I confess to having picked up this book in large part to obtain external validation for my own choice to abstain from reproduction. What better cautionary tale than that of the reluctant mother whose son grows up to be a killer? That's a worst case scenario I, the childless author, and the person to whom the book was dedicated will apparently avoid.
Eva, the narrator, spins her tale out in a series of letters to her former husband, Franklin: her reluctant acquiescence to his desire for a child, the startling realization that it's not always "different when it's your own" and that her indifference to motherhood has continued after the birth of Kevin, and the increasingly unsettling development of her son. Shriver makes it too easy, perhaps, to empathize with Eva, who is apparently the only one who really sees how strange Kevin is, but her strident warnings are continually brushed off as a product of her rejection of the boy and are, in fairness, the partial product of hindsight.

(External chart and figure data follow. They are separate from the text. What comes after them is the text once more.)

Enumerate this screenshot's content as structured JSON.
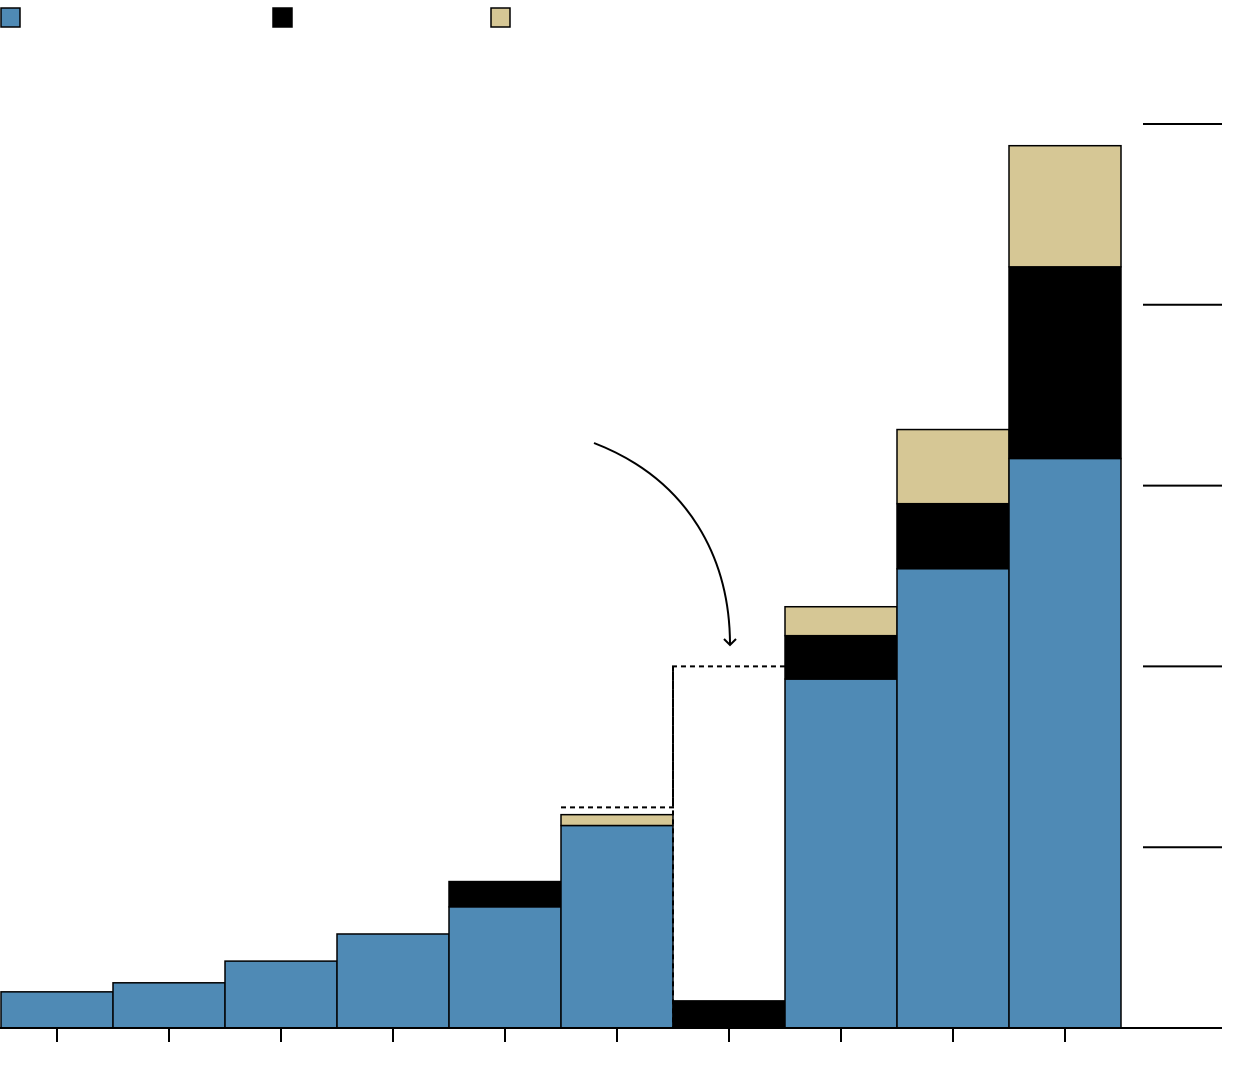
{
  "colors": {
    "series_blue": "#4f8ab5",
    "series_black": "#000000",
    "series_tan": "#d6c795",
    "outline": "#000000",
    "axis": "#000000"
  },
  "legend": {
    "placement": "top-left",
    "entries": [
      {
        "label": "",
        "color": "#4f8ab5"
      },
      {
        "label": "",
        "color": "#000000"
      },
      {
        "label": "",
        "color": "#d6c795"
      }
    ]
  },
  "chart_data": {
    "type": "bar",
    "stacked": true,
    "title": "",
    "xlabel": "",
    "ylabel": "",
    "y_axis_side": "right",
    "grid": false,
    "ylim": [
      0,
      5
    ],
    "yticks": [
      0,
      1,
      2,
      3,
      4,
      5
    ],
    "categories": [
      "",
      "",
      "",
      "",
      "",
      "",
      "",
      "",
      "",
      ""
    ],
    "series": [
      {
        "color": "#4f8ab5",
        "values": [
          0.2,
          0.25,
          0.37,
          0.52,
          0.67,
          1.12,
          0,
          1.93,
          2.54,
          3.15
        ]
      },
      {
        "color": "#000000",
        "values": [
          0,
          0,
          0,
          0,
          0.14,
          0,
          0.15,
          0.24,
          0.36,
          1.06
        ]
      },
      {
        "color": "#d6c795",
        "values": [
          0,
          0,
          0,
          0,
          0,
          0.06,
          0,
          0.16,
          0.41,
          0.67
        ]
      }
    ],
    "dashed_outline": {
      "description_shown": "none",
      "segments": [
        {
          "category_index": 5,
          "value": 1.22
        },
        {
          "category_index": 6,
          "value": 2.0
        }
      ]
    },
    "annotation": {
      "text": "",
      "points_to_category_index": 6
    }
  }
}
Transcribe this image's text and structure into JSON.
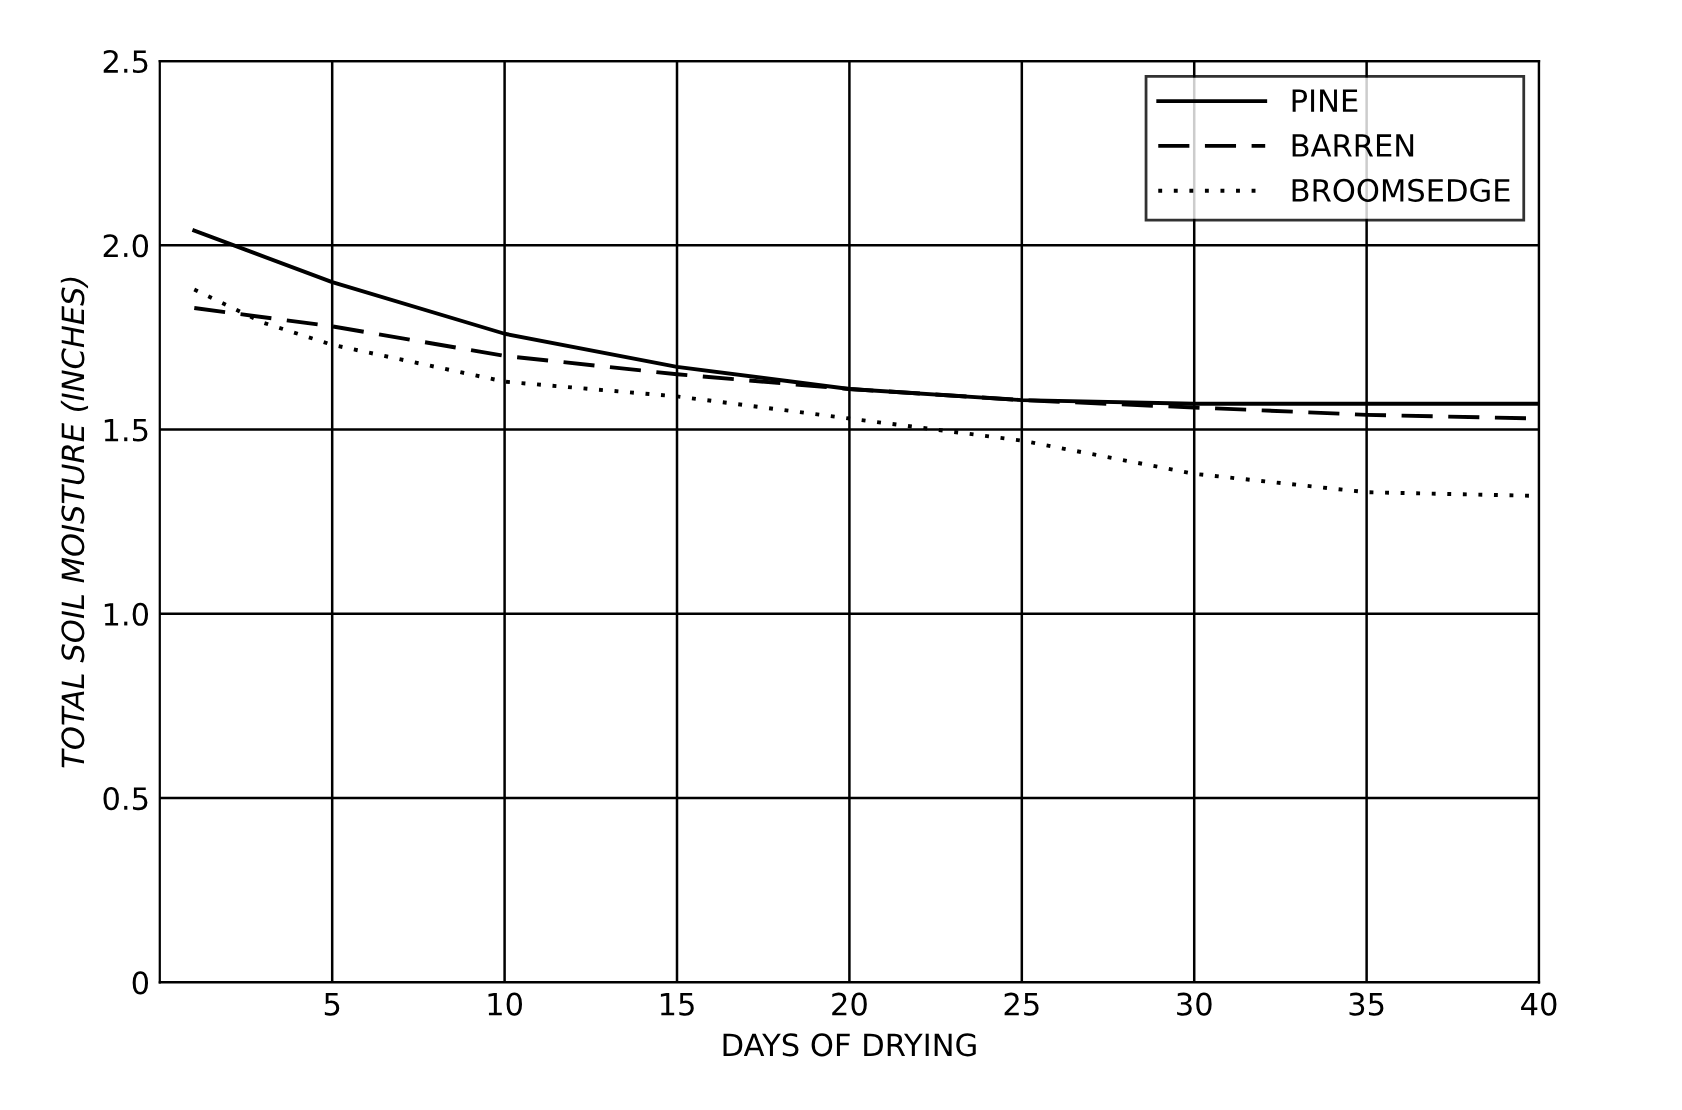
{
  "chart_data": {
    "type": "line",
    "xlabel": "DAYS OF DRYING",
    "ylabel": "TOTAL SOIL MOISTURE (INCHES)",
    "xlim": [
      0,
      40
    ],
    "ylim": [
      0,
      2.5
    ],
    "xticks": [
      5,
      10,
      15,
      20,
      25,
      30,
      35,
      40
    ],
    "yticks": [
      0,
      {
        "value": 0.5,
        "label": "0.5"
      },
      {
        "value": 1.0,
        "label": "1.0"
      },
      {
        "value": 1.5,
        "label": "1.5"
      },
      {
        "value": 2.0,
        "label": "2.0"
      },
      {
        "value": 2.5,
        "label": "2.5"
      }
    ],
    "grid": true,
    "legend": "top right",
    "marker": "none",
    "series": [
      {
        "name": "PINE",
        "color": "#000000",
        "line_style": "solid",
        "x": [
          1,
          5,
          10,
          15,
          20,
          25,
          30,
          35,
          40
        ],
        "values": [
          2.04,
          1.9,
          1.76,
          1.67,
          1.61,
          1.58,
          1.57,
          1.57,
          1.57
        ]
      },
      {
        "name": "BARREN",
        "color": "#000000",
        "line_style": "dashed",
        "x": [
          1,
          5,
          10,
          15,
          20,
          25,
          30,
          35,
          40
        ],
        "values": [
          1.83,
          1.78,
          1.7,
          1.65,
          1.61,
          1.58,
          1.56,
          1.54,
          1.53
        ]
      },
      {
        "name": "BROOMSEDGE",
        "color": "#000000",
        "line_style": "dotted",
        "x": [
          1,
          3,
          5,
          10,
          15,
          20,
          25,
          30,
          35,
          40
        ],
        "values": [
          1.88,
          1.79,
          1.73,
          1.63,
          1.59,
          1.53,
          1.47,
          1.38,
          1.33,
          1.32
        ]
      }
    ]
  }
}
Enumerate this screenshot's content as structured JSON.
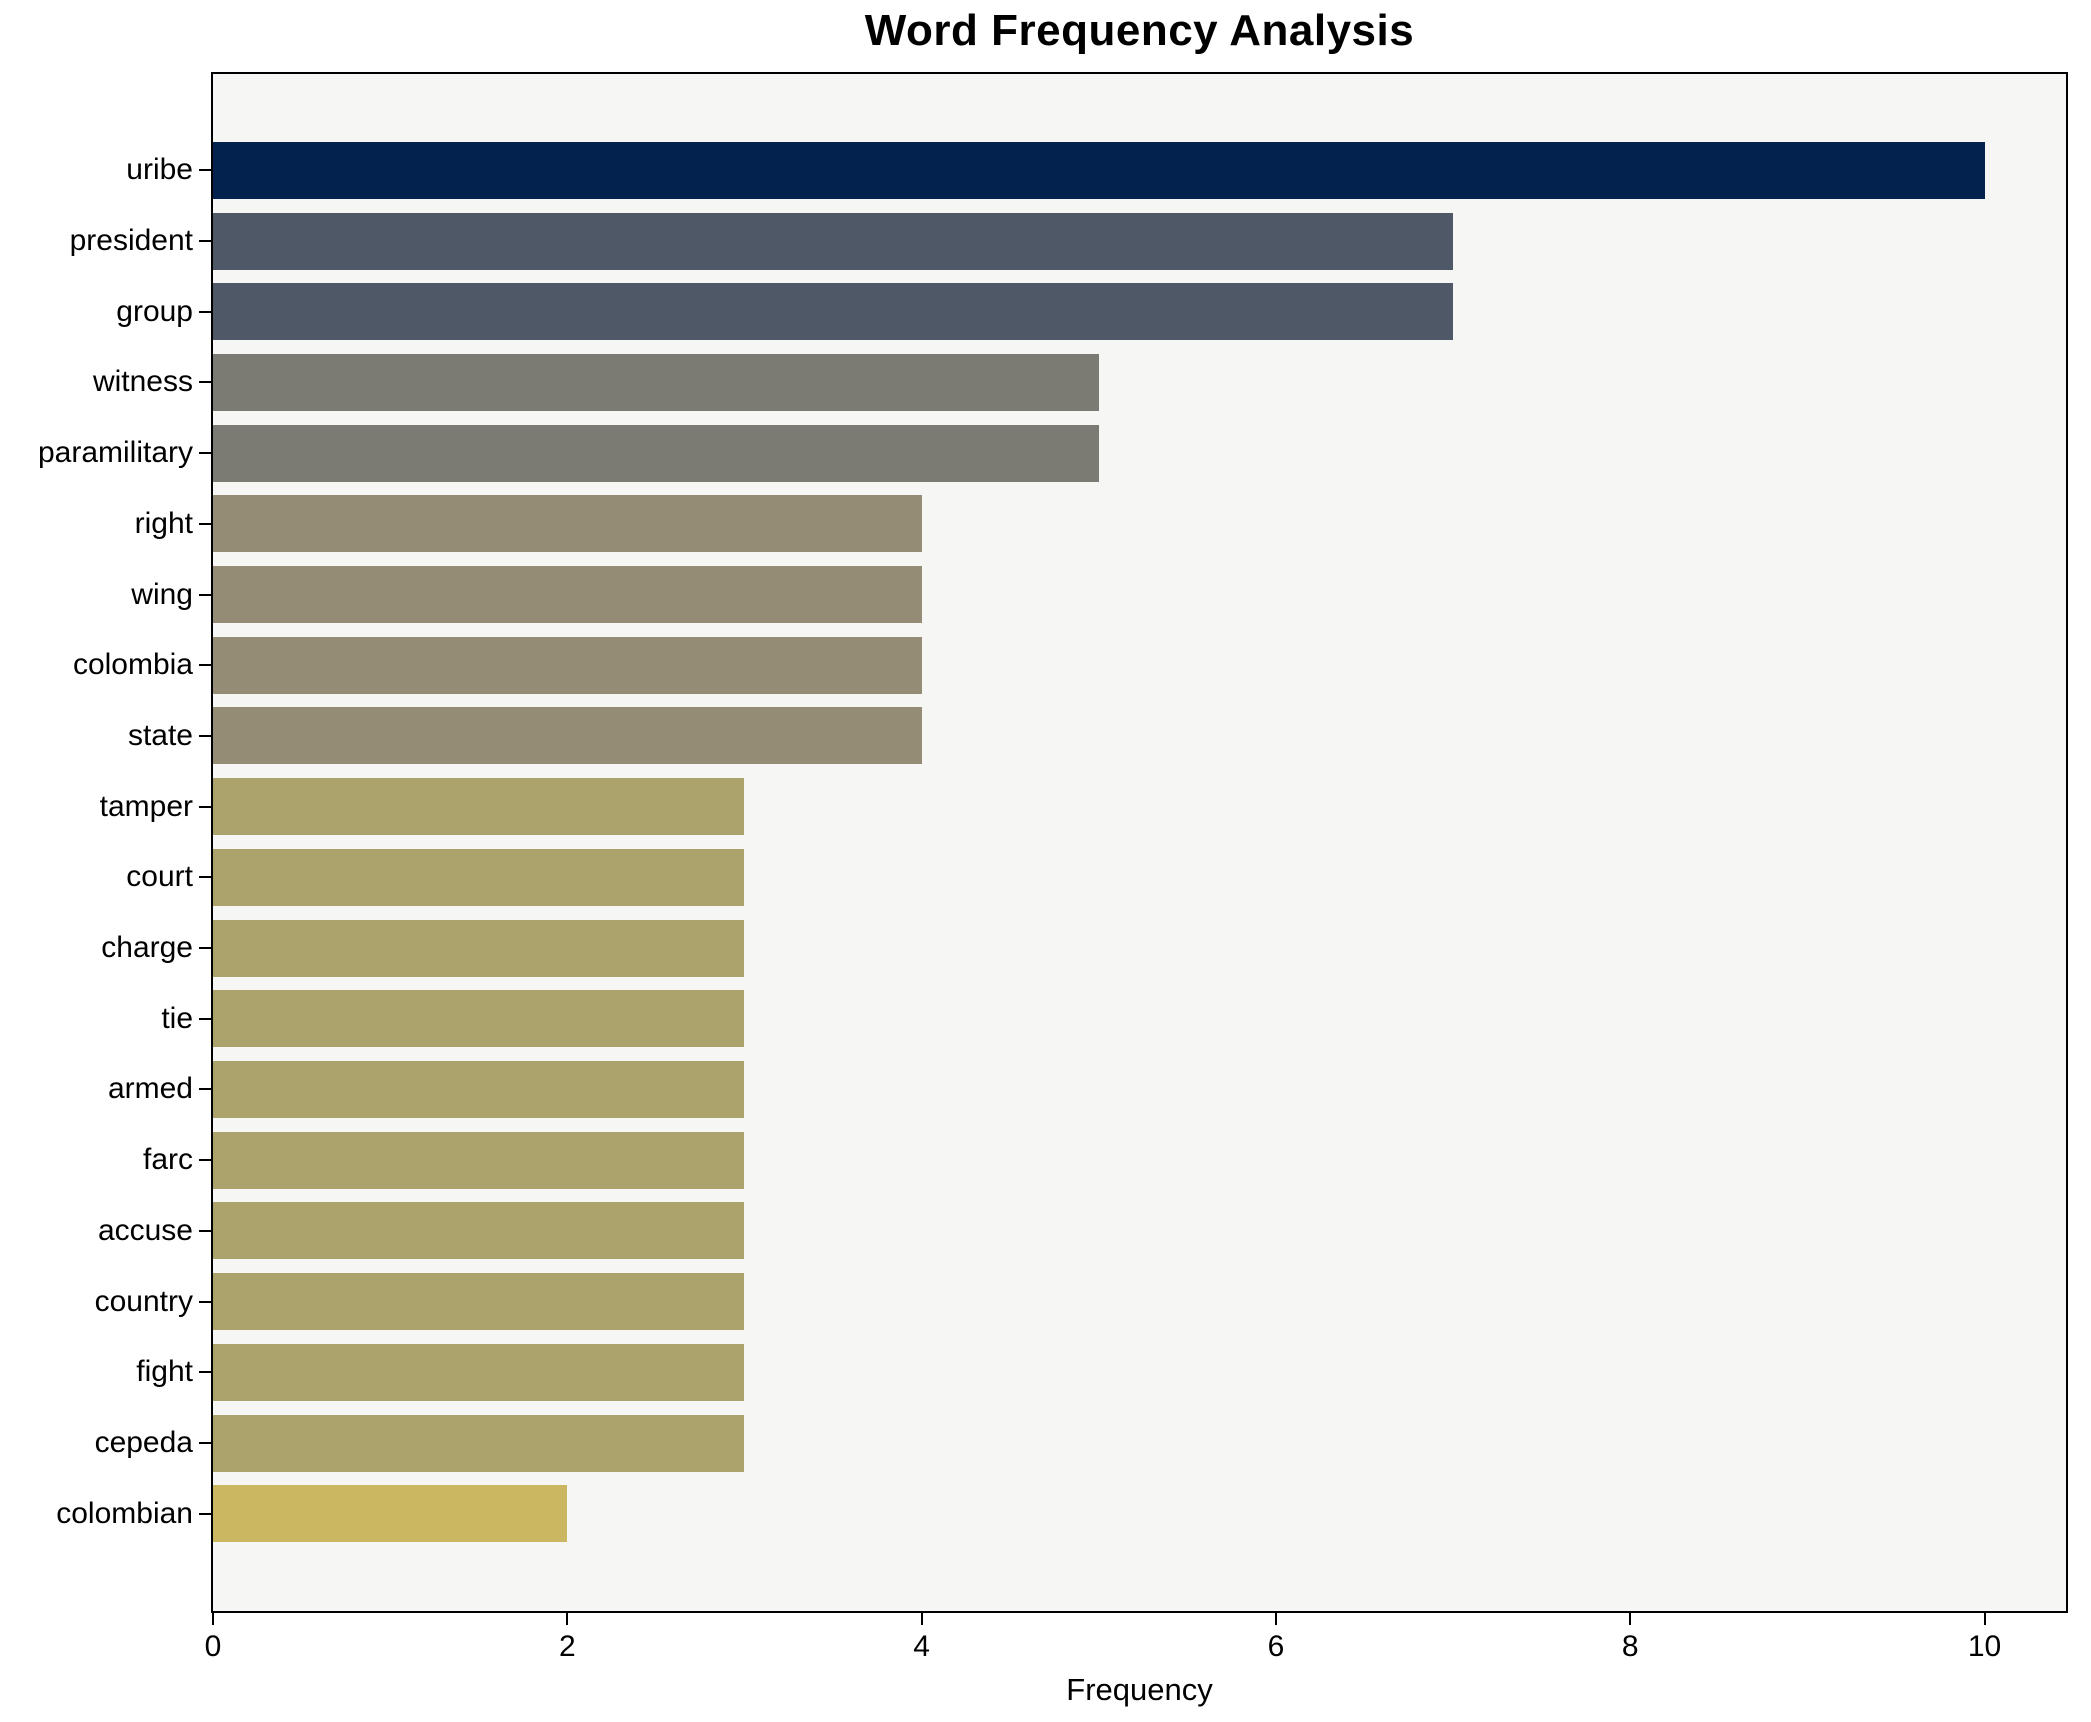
{
  "title": "Word Frequency Analysis",
  "chart_data": {
    "type": "bar",
    "orientation": "horizontal",
    "title": "Word Frequency Analysis",
    "xlabel": "Frequency",
    "ylabel": "",
    "categories": [
      "uribe",
      "president",
      "group",
      "witness",
      "paramilitary",
      "right",
      "wing",
      "colombia",
      "state",
      "tamper",
      "court",
      "charge",
      "tie",
      "armed",
      "farc",
      "accuse",
      "country",
      "fight",
      "cepeda",
      "colombian"
    ],
    "values": [
      10,
      7,
      7,
      5,
      5,
      4,
      4,
      4,
      4,
      3,
      3,
      3,
      3,
      3,
      3,
      3,
      3,
      3,
      3,
      2
    ],
    "bar_colors": [
      "#03234e",
      "#4f5866",
      "#4f5866",
      "#7b7a73",
      "#7b7a73",
      "#948c74",
      "#948c74",
      "#948c74",
      "#948c74",
      "#aca26c",
      "#aca26c",
      "#aca26c",
      "#aca26c",
      "#aca26c",
      "#aca26c",
      "#aca26c",
      "#aca26c",
      "#aca26c",
      "#aca26c",
      "#cbb762"
    ],
    "x_ticks": [
      0,
      2,
      4,
      6,
      8,
      10
    ],
    "x_tick_labels": [
      "0",
      "2",
      "4",
      "6",
      "8",
      "10"
    ],
    "xlim": [
      0,
      10.46
    ],
    "grid": false,
    "legend": "none",
    "plot_background": "#f6f6f5",
    "figure_background": "#ffffff",
    "axis_border_color": "#000000"
  }
}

I toyed with the idea that perhaps Eva is an unreliable narrator, but she acknowledges her own limits and mistakes with sufficient frankness that I rejected the idea. Then again, perhaps I am overly inclined to believe someone with who I so strongly identified. The wringing climax, even if anticipated by the reader, still has force, and at the novel's close, Eva has one more surprise for us, one at odds with our previous conceptions of both her and Kevin.
Salon did a revealing interview with the author, and she later won the Orange Prize for the book (however, Grayson Perry's woefully inadequate review misses the point altogether, projecting his own mommy issues onto Kevin and dubbing Eva a "whiny sourpuss bitch" instead of grasping the feminist theme of the novel). This is women's fiction of the very best sort, but I'd recommend it to anyone. Read, read, read.